Absolute Raw Speed Does Not Matter
Surprisingly, raw speed of the database does not matter in 99% of cases. From an application perspective, database queries tend to have a bimodal distribution: they’re either good enough or too slow to complete. Usually, it’s more important to keep good enough performance while scaling concurrent access with growing dataset sizes over getting the best possible performance out of a narrow set of queries.
For example, look at Google’s F1 distributed database. The commit latency on F1 is quite high (at 50-100ms). Read latency takes a hit as well, with simple reads in the 5-10ms range. Compared with a single instance MySQL, the numbers are quite high.
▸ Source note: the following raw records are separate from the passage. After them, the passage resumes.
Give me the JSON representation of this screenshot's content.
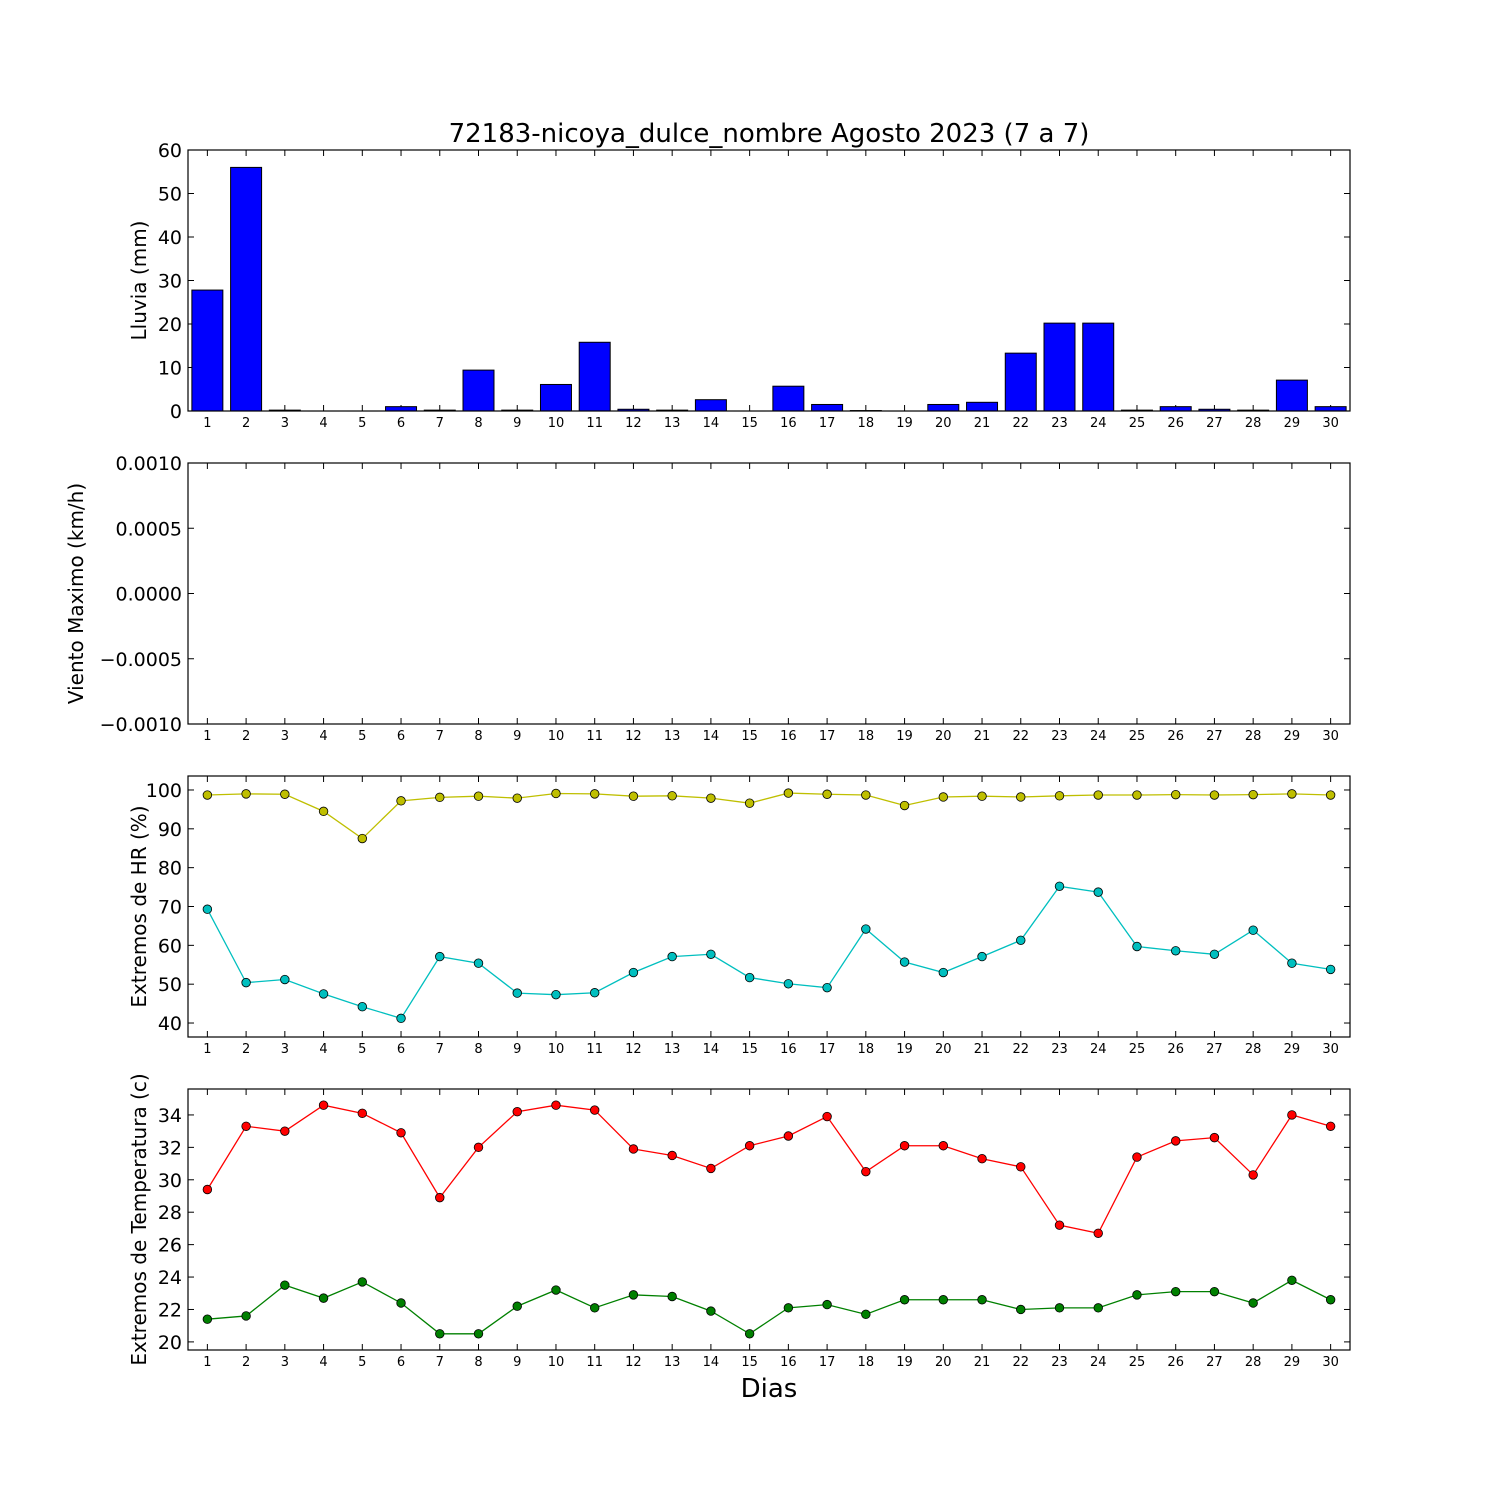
{
  "figure": {
    "title": "72183-nicoya_dulce_nombre Agosto 2023  (7 a 7)",
    "xlabel": "Dias"
  },
  "chart_data": [
    {
      "type": "bar",
      "ylabel": "Lluvia (mm)",
      "ylim": [
        0,
        60
      ],
      "yticks": [
        0,
        10,
        20,
        30,
        40,
        50,
        60
      ],
      "ytick_labels": [
        "0",
        "10",
        "20",
        "30",
        "40",
        "50",
        "60"
      ],
      "xticks": [
        1,
        2,
        3,
        4,
        5,
        6,
        7,
        8,
        9,
        10,
        11,
        12,
        13,
        14,
        15,
        16,
        17,
        18,
        19,
        20,
        21,
        22,
        23,
        24,
        25,
        26,
        27,
        28,
        29,
        30
      ],
      "categories": [
        1,
        2,
        3,
        4,
        5,
        6,
        7,
        8,
        9,
        10,
        11,
        12,
        13,
        14,
        15,
        16,
        17,
        18,
        19,
        20,
        21,
        22,
        23,
        24,
        25,
        26,
        27,
        28,
        29,
        30
      ],
      "series": [
        {
          "color": "#0000ff",
          "values": [
            27.8,
            56.0,
            0.2,
            0.0,
            0.0,
            1.0,
            0.2,
            9.4,
            0.2,
            6.1,
            15.8,
            0.4,
            0.2,
            2.6,
            0.0,
            5.7,
            1.5,
            0.1,
            0.0,
            1.5,
            2.0,
            13.3,
            20.2,
            20.2,
            0.2,
            1.0,
            0.4,
            0.2,
            7.1,
            1.0
          ]
        }
      ]
    },
    {
      "type": "line",
      "ylabel": "Viento Maximo (km/h)",
      "ylim": [
        -0.001,
        0.001
      ],
      "yticks": [
        -0.001,
        -0.0005,
        0.0,
        0.0005,
        0.001
      ],
      "ytick_labels": [
        "−0.0010",
        "−0.0005",
        "0.0000",
        "0.0005",
        "0.0010"
      ],
      "xticks": [
        1,
        2,
        3,
        4,
        5,
        6,
        7,
        8,
        9,
        10,
        11,
        12,
        13,
        14,
        15,
        16,
        17,
        18,
        19,
        20,
        21,
        22,
        23,
        24,
        25,
        26,
        27,
        28,
        29,
        30
      ],
      "series": []
    },
    {
      "type": "line",
      "ylabel": "Extremos de HR (%)",
      "ylim": [
        36.4,
        103.6
      ],
      "yticks": [
        40,
        50,
        60,
        70,
        80,
        90,
        100
      ],
      "ytick_labels": [
        "40",
        "50",
        "60",
        "70",
        "80",
        "90",
        "100"
      ],
      "xticks": [
        1,
        2,
        3,
        4,
        5,
        6,
        7,
        8,
        9,
        10,
        11,
        12,
        13,
        14,
        15,
        16,
        17,
        18,
        19,
        20,
        21,
        22,
        23,
        24,
        25,
        26,
        27,
        28,
        29,
        30
      ],
      "x": [
        1,
        2,
        3,
        4,
        5,
        6,
        7,
        8,
        9,
        10,
        11,
        12,
        13,
        14,
        15,
        16,
        17,
        18,
        19,
        20,
        21,
        22,
        23,
        24,
        25,
        26,
        27,
        28,
        29,
        30
      ],
      "series": [
        {
          "color": "#bfbf00",
          "values": [
            98.7,
            99.0,
            98.9,
            94.5,
            87.5,
            97.2,
            98.1,
            98.4,
            97.9,
            99.1,
            99.0,
            98.4,
            98.5,
            97.9,
            96.6,
            99.2,
            98.9,
            98.7,
            96.0,
            98.2,
            98.4,
            98.2,
            98.5,
            98.7,
            98.7,
            98.8,
            98.7,
            98.8,
            99.0,
            98.7
          ]
        },
        {
          "color": "#00bfbf",
          "values": [
            69.3,
            50.4,
            51.2,
            47.5,
            44.2,
            41.2,
            57.1,
            55.4,
            47.7,
            47.3,
            47.8,
            53.0,
            57.1,
            57.7,
            51.7,
            50.1,
            49.1,
            64.2,
            55.7,
            53.0,
            57.1,
            61.3,
            75.2,
            73.7,
            59.7,
            58.6,
            57.7,
            63.9,
            55.4,
            53.8
          ]
        }
      ]
    },
    {
      "type": "line",
      "ylabel": "Extremos de Temperatura (c)",
      "ylim": [
        19.5,
        35.6
      ],
      "yticks": [
        20,
        22,
        24,
        26,
        28,
        30,
        32,
        34
      ],
      "ytick_labels": [
        "20",
        "22",
        "24",
        "26",
        "28",
        "30",
        "32",
        "34"
      ],
      "xticks": [
        1,
        2,
        3,
        4,
        5,
        6,
        7,
        8,
        9,
        10,
        11,
        12,
        13,
        14,
        15,
        16,
        17,
        18,
        19,
        20,
        21,
        22,
        23,
        24,
        25,
        26,
        27,
        28,
        29,
        30
      ],
      "x": [
        1,
        2,
        3,
        4,
        5,
        6,
        7,
        8,
        9,
        10,
        11,
        12,
        13,
        14,
        15,
        16,
        17,
        18,
        19,
        20,
        21,
        22,
        23,
        24,
        25,
        26,
        27,
        28,
        29,
        30
      ],
      "series": [
        {
          "color": "#ff0000",
          "values": [
            29.4,
            33.3,
            33.0,
            34.6,
            34.1,
            32.9,
            28.9,
            32.0,
            34.2,
            34.6,
            34.3,
            31.9,
            31.5,
            30.7,
            32.1,
            32.7,
            33.9,
            30.5,
            32.1,
            32.1,
            31.3,
            30.8,
            27.2,
            26.7,
            31.4,
            32.4,
            32.6,
            30.3,
            34.0,
            33.3
          ]
        },
        {
          "color": "#008000",
          "values": [
            21.4,
            21.6,
            23.5,
            22.7,
            23.7,
            22.4,
            20.5,
            20.5,
            22.2,
            23.2,
            22.1,
            22.9,
            22.8,
            21.9,
            20.5,
            22.1,
            22.3,
            21.7,
            22.6,
            22.6,
            22.6,
            22.0,
            22.1,
            22.1,
            22.9,
            23.1,
            23.1,
            22.4,
            23.8,
            22.6
          ]
        }
      ]
    }
  ]
}
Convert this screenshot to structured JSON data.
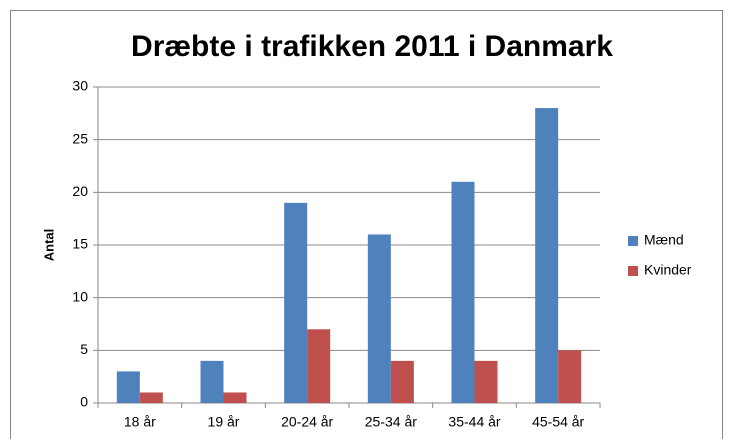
{
  "chart_data": {
    "type": "bar",
    "title": "Dræbte i trafikken 2011 i Danmark",
    "y_label": "Antal",
    "categories": [
      "18 år",
      "19 år",
      "20-24 år",
      "25-34 år",
      "35-44 år",
      "45-54 år"
    ],
    "series": [
      {
        "name": "Mænd",
        "color": "#4f81bd",
        "values": [
          3,
          4,
          19,
          16,
          21,
          28
        ]
      },
      {
        "name": "Kvinder",
        "color": "#c0504d",
        "values": [
          1,
          1,
          7,
          4,
          4,
          5
        ]
      }
    ],
    "ylim": [
      0,
      30
    ],
    "yticks": [
      0,
      5,
      10,
      15,
      20,
      25,
      30
    ],
    "grid": true,
    "legend": "right"
  }
}
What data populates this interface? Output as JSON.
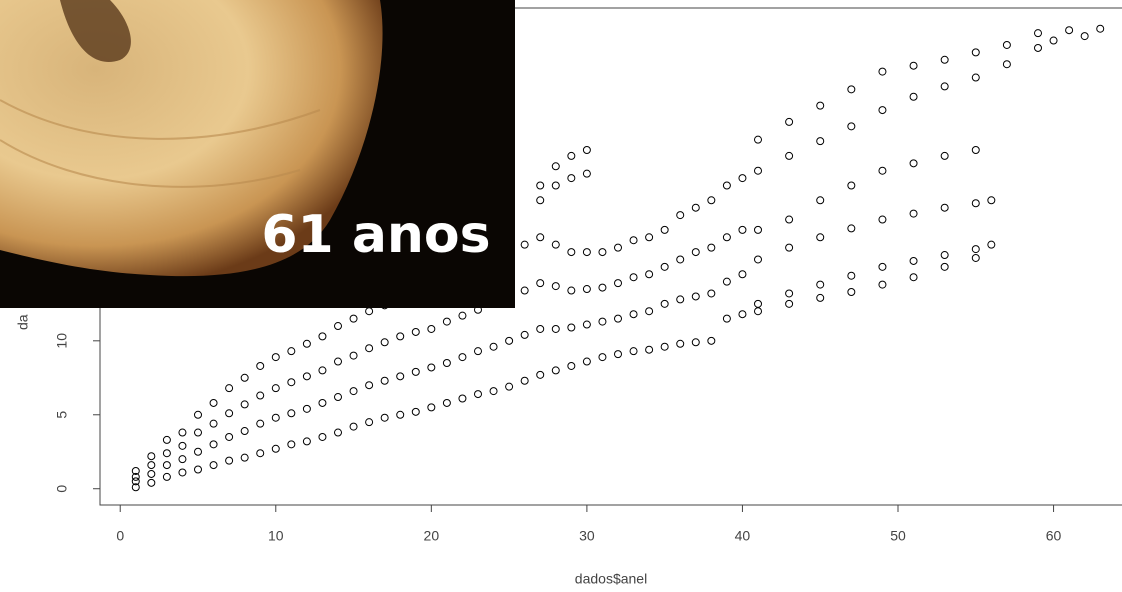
{
  "chart_data": {
    "type": "scatter",
    "xlabel": "dados$anel",
    "ylabel": "da",
    "annotation": "61 anos",
    "xlim": [
      -1.3,
      64.4
    ],
    "ylim": [
      -1.1,
      32.5
    ],
    "xticks": [
      0,
      10,
      20,
      30,
      40,
      50,
      60
    ],
    "yticks": [
      0,
      5,
      10
    ],
    "series": [
      {
        "color": "#000000",
        "x": [
          1,
          1,
          1,
          1,
          2,
          2,
          2,
          2,
          3,
          3,
          3,
          3,
          4,
          4,
          4,
          4,
          5,
          5,
          5,
          5,
          6,
          6,
          6,
          6,
          7,
          7,
          7,
          7,
          8,
          8,
          8,
          8,
          9,
          9,
          9,
          9,
          10,
          10,
          10,
          10,
          11,
          11,
          11,
          11,
          12,
          12,
          12,
          12,
          13,
          13,
          13,
          13,
          14,
          14,
          14,
          14,
          15,
          15,
          15,
          15,
          16,
          16,
          16,
          16,
          17,
          17,
          17,
          17,
          18,
          18,
          18,
          18,
          19,
          19,
          19,
          19,
          20,
          20,
          20,
          20,
          21,
          21,
          21,
          21,
          22,
          22,
          22,
          22,
          23,
          23,
          23,
          23,
          24,
          24,
          24,
          24,
          25,
          25,
          25,
          25,
          26,
          26,
          26,
          26,
          27,
          27,
          27,
          27,
          28,
          28,
          28,
          28,
          29,
          29,
          29,
          29,
          30,
          30,
          30,
          30,
          31,
          31,
          31,
          31,
          32,
          32,
          32,
          32,
          33,
          33,
          33,
          33,
          34,
          34,
          34,
          34,
          27,
          28,
          29,
          30,
          27,
          28,
          29,
          30,
          35,
          35,
          35,
          35,
          36,
          36,
          36,
          36,
          37,
          37,
          37,
          37,
          38,
          38,
          38,
          38,
          39,
          39,
          39,
          39,
          40,
          40,
          40,
          40,
          41,
          43,
          45,
          47,
          49,
          51,
          53,
          55,
          57,
          59,
          61,
          63,
          41,
          43,
          45,
          47,
          49,
          51,
          53,
          55,
          57,
          59,
          60,
          62,
          41,
          43,
          45,
          47,
          49,
          51,
          53,
          55,
          41,
          43,
          45,
          47,
          49,
          51,
          53,
          55,
          56,
          41,
          43,
          45,
          47,
          49,
          51,
          53,
          55,
          56,
          41,
          43,
          45,
          47,
          49,
          51,
          53,
          55
        ],
        "values": [
          0.1,
          0.5,
          0.8,
          1.2,
          0.4,
          1.0,
          1.6,
          2.2,
          0.8,
          1.6,
          2.4,
          3.3,
          1.1,
          2.0,
          2.9,
          3.8,
          1.3,
          2.5,
          3.8,
          5.0,
          1.6,
          3.0,
          4.4,
          5.8,
          1.9,
          3.5,
          5.1,
          6.8,
          2.1,
          3.9,
          5.7,
          7.5,
          2.4,
          4.4,
          6.3,
          8.3,
          2.7,
          4.8,
          6.8,
          8.9,
          3.0,
          5.1,
          7.2,
          9.3,
          3.2,
          5.4,
          7.6,
          9.8,
          3.5,
          5.8,
          8.0,
          10.3,
          3.8,
          6.2,
          8.6,
          11.0,
          4.2,
          6.6,
          9.0,
          11.5,
          4.5,
          7.0,
          9.5,
          12.0,
          4.8,
          7.3,
          9.9,
          12.4,
          5.0,
          7.6,
          10.3,
          12.9,
          5.2,
          7.9,
          10.6,
          13.2,
          5.5,
          8.2,
          10.8,
          13.5,
          5.8,
          8.5,
          11.3,
          14.0,
          6.1,
          8.9,
          11.7,
          14.5,
          6.4,
          9.3,
          12.1,
          15.0,
          6.6,
          9.6,
          12.6,
          15.5,
          6.9,
          10.0,
          13.0,
          16.0,
          7.3,
          10.4,
          13.4,
          16.5,
          7.7,
          10.8,
          13.9,
          17.0,
          8.0,
          10.8,
          13.7,
          16.5,
          8.3,
          10.9,
          13.4,
          16.0,
          8.6,
          11.1,
          13.5,
          16.0,
          8.9,
          11.3,
          13.6,
          16.0,
          9.1,
          11.5,
          13.9,
          16.3,
          9.3,
          11.8,
          14.3,
          16.8,
          9.4,
          12.0,
          14.5,
          17.0,
          20.5,
          21.8,
          22.5,
          22.9,
          19.5,
          20.5,
          21,
          21.3,
          9.6,
          12.5,
          15,
          17.5,
          9.8,
          12.8,
          15.5,
          18.5,
          9.9,
          13,
          16,
          19,
          10,
          13.2,
          16.3,
          19.5,
          11.5,
          14,
          17,
          20.5,
          11.8,
          14.5,
          17.5,
          21,
          23.6,
          24.8,
          25.9,
          27,
          28.2,
          28.6,
          29,
          29.5,
          30,
          30.8,
          31,
          31.1,
          21.5,
          22.5,
          23.5,
          24.5,
          25.6,
          26.5,
          27.2,
          27.8,
          28.7,
          29.8,
          30.3,
          30.6,
          17.5,
          18.2,
          19.5,
          20.5,
          21.5,
          22,
          22.5,
          22.9,
          15.5,
          16.3,
          17,
          17.6,
          18.2,
          18.6,
          19,
          19.3,
          19.5,
          12.5,
          13.2,
          13.8,
          14.4,
          15,
          15.4,
          15.8,
          16.2,
          16.5,
          12,
          12.5,
          12.9,
          13.3,
          13.8,
          14.3,
          15,
          15.6
        ]
      }
    ]
  }
}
However, Google’s core ad business runs on F1, at a scale of 10s of TBs across 1000s of machines. Ability to keep good enough performance by scaling the system matters more.
Expressiveness of the Query Language Matters
Chocolate or vanilla? Beer or wine? SQL or NoSQL? All questions which inspire endless debates. However, most of the debates on database query languages tend to miss the mark. It’s possible to have a weak SQL implementation (e.g. lack of subqueries, limited aggregate functionality, poor planner, etc.) and a relatively feature rich non-SQL implementation (RethinkDB supports join operations between documents while MongoDB does not).
Consider some of the following criteria when evaluating a database query language:
- How many network trips do I need to make to the database for typical query patterns?
- For operations that require looking at a great deal of records, does the database support necessary aggregate/window/analytics functions without having to transfer the burden onto the application? Does it support concepts such as temporary tables when more complex/multi-stage evaluations are necessary?
- Can I leverage existing queries/work without having to duplicate queries (e.g. SQL views)?
While there’s nothing inherent to SQL that makes it a better fit, it turns out that most database implementations which rely on it offer a much richer and powerful interface than those that don’t. Perhaps in a few years some of the alternatives will catch up, but we are not there yet.
And finally, a subject of many flame wars: transactions. It’s true that many folks have built large scale systems which do not rely on the database’s support (or lack of) transactions. However, such systems typically move the well understood properties of transactions as offered by their databases into an ad-hoc implementation within the application itself. Which generally leads to a more complex and fragile codebase.
The Google Spanner designers said the following about transactions:
“We believe it is better to have application programmers deal with performance problems due to overuse of transactions as bottlenecks arise, rather than always coding around the lack of transactions. Running two-phase commit over Paxos mitigates the availability problems.”